In KEM hospital, there are two oxygen tanks and pipeline was put in place in the 1990s, former dean Dr Avinash Supe said. Nair and Sion hospital have one tank each.

The oxygen pressure can drop if there is leakage or the tank has less oxygen or if too many patients draw oxygen from one outlet. Each hospital has technicians who are tasked to find leaks or reasons for drop in pressure and resolve it. It can take 15-20 minutes, and some time hours.

Civic hospitals are admitting patients beyond their capacity and the oxygen supply is less than demand. A doctor in KEM hospital said as a patient’s saturation level drops, the pressure and flow of external oxygen has to be increased. “External oxygen pressure at around 70 psi is considered ‘okay’, but if it drops lower, critical patients may get serious,” a doctor in KEM hospital said.

A ventilator starts beeping if oxygen supply drops below 70 psi. “And this is happening too often nowadays,” said a doctor in KEM hospital, which has an 8 kilo litre capacity tank. It now plans to upgrade it to a 13 kilo litre.

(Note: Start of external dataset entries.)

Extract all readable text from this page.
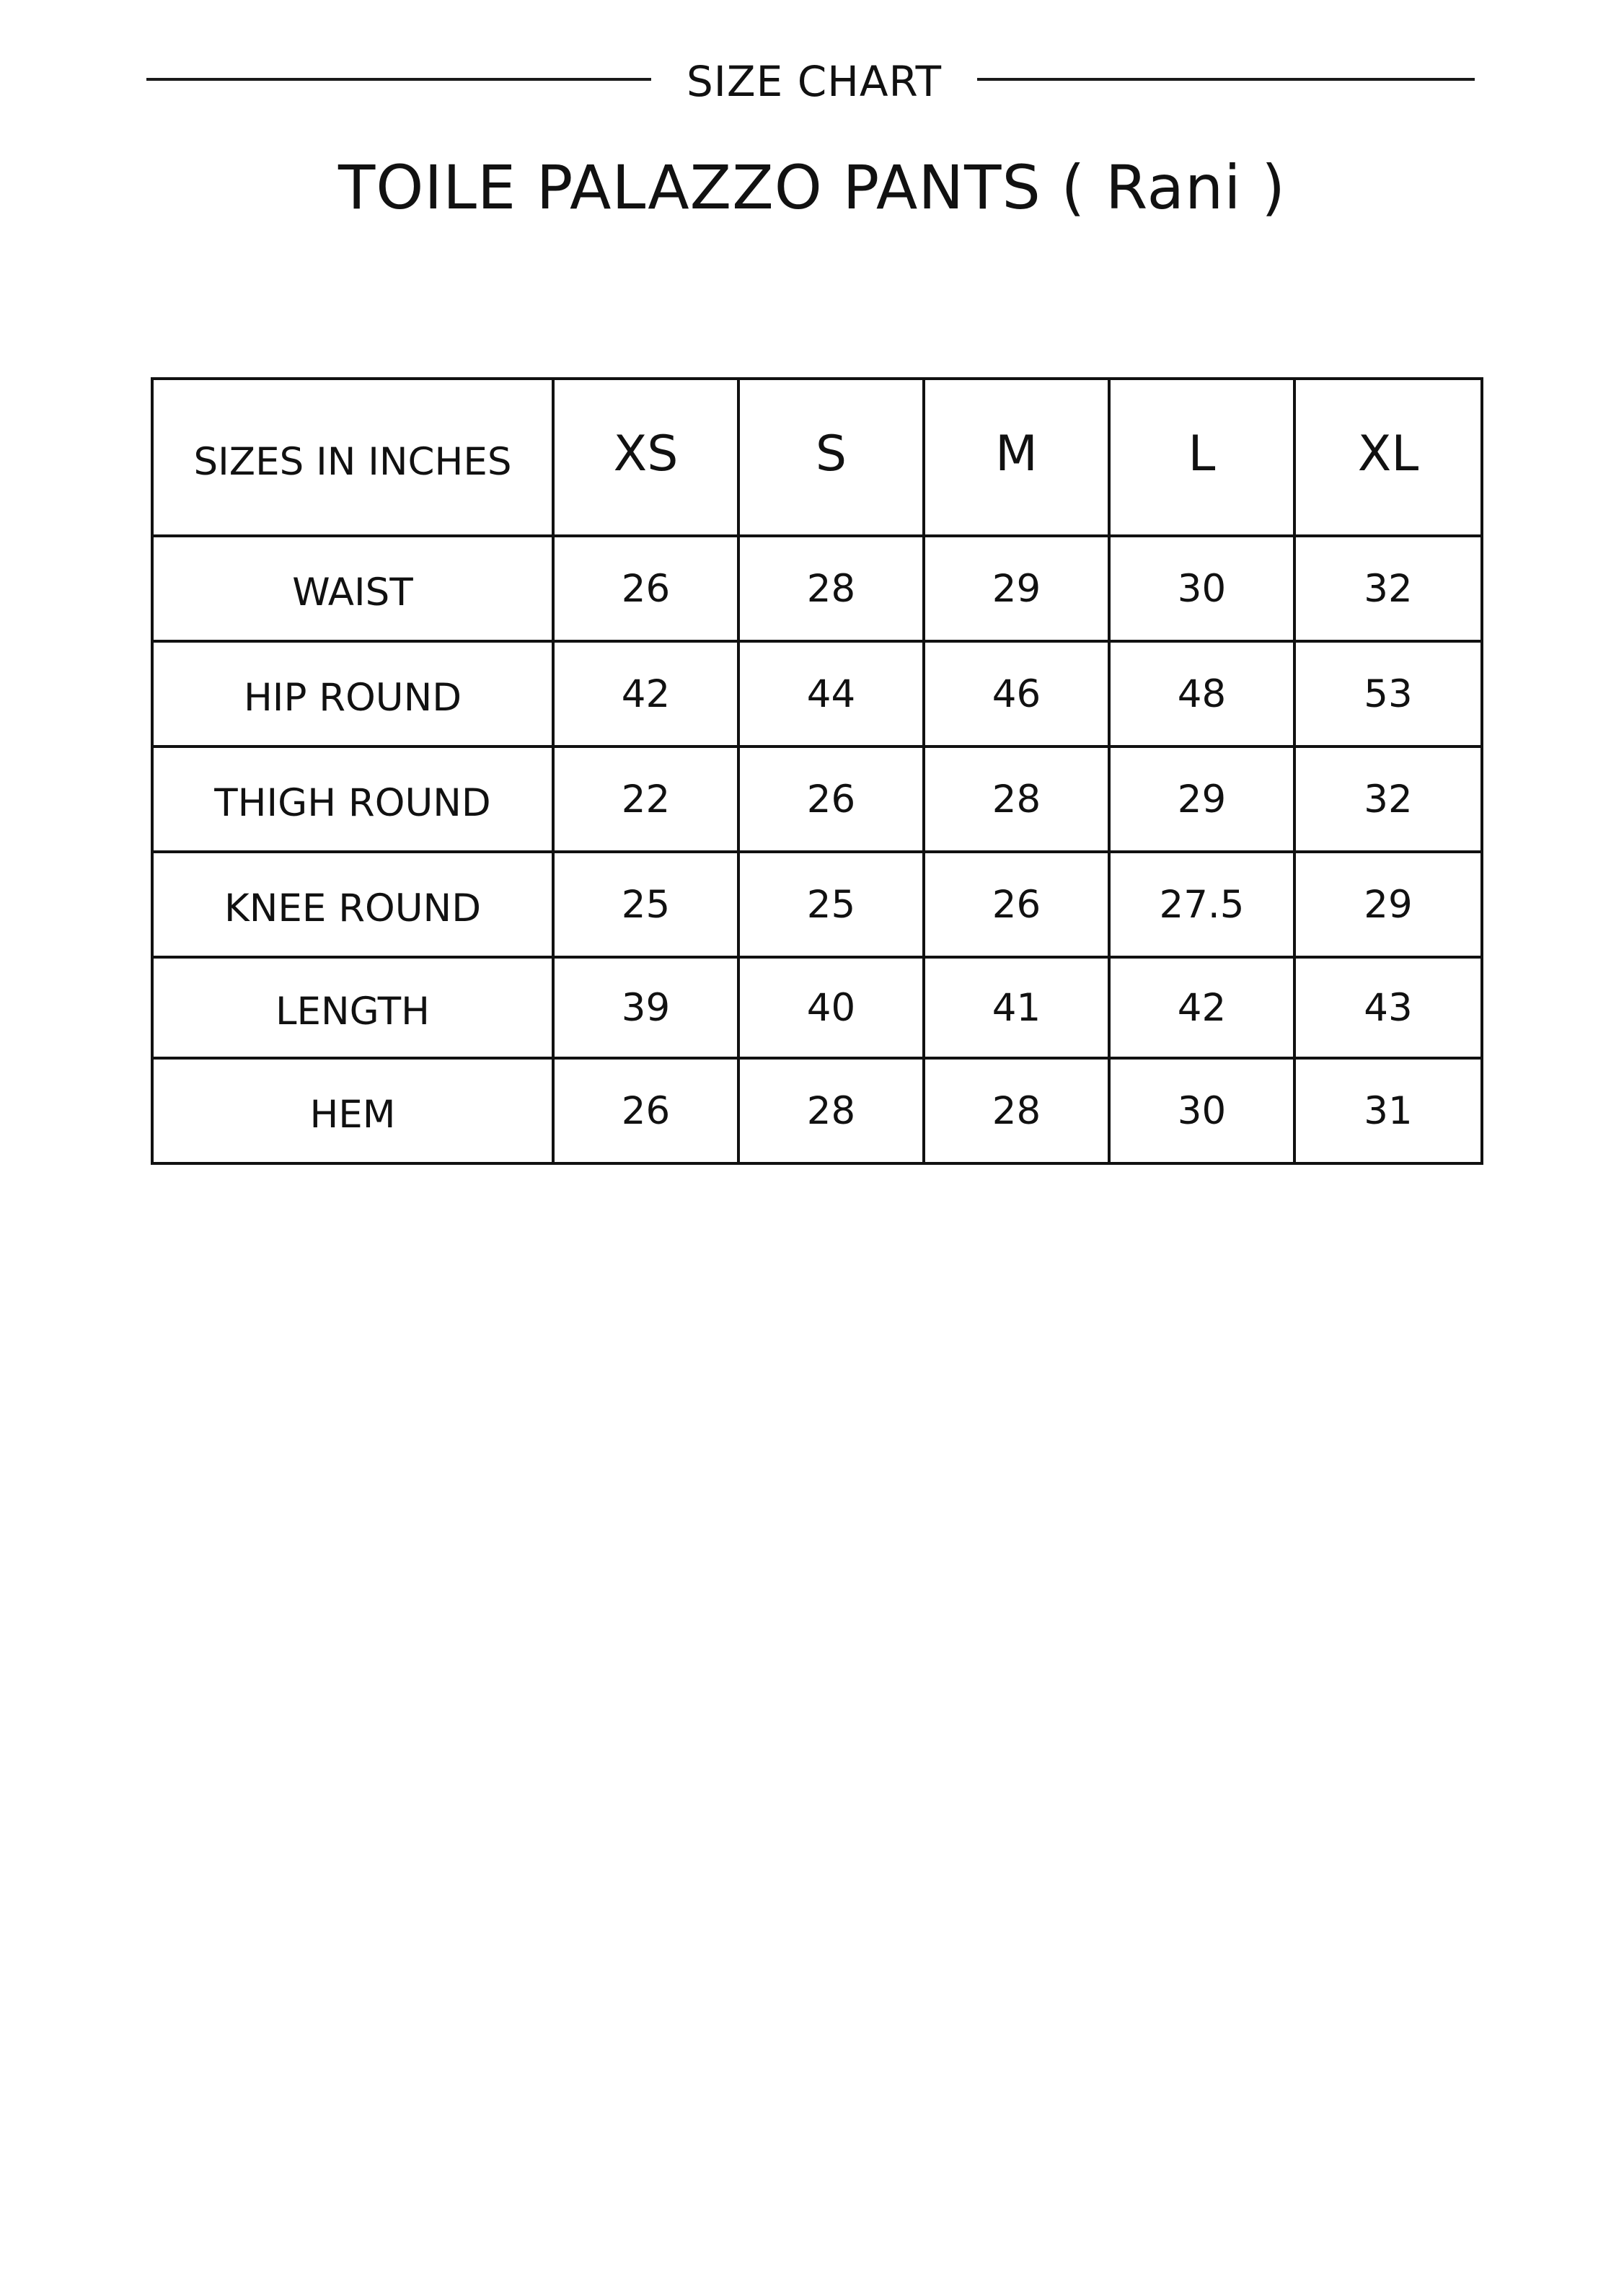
SIZE CHART
TOILE PALAZZO PANTS ( Rani )
SIZES IN INCHES	XS	S	M	L	XL
WAIST	26	28	29	30	32
HIP ROUND	42	44	46	48	53
THIGH ROUND	22	26	28	29	32
KNEE ROUND	25	25	26	27.5	29
LENGTH	39	40	41	42	43
HEM	26	28	28	30	31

Suresh Kakani, additional municipal commissioner, BMC, said there are enough oxygen cylinders present in hospitals even if oxygen pressure drops. “The situation in under control. We are also upgrading our capacity,” he said.

Dr Hemant Deshmukh, dean in KEM hospital, said, “Whenever oxygen tank capacity reaches 70 per cent, we top up with more oxygen to maintain pressure. We are also increasing our capacity.”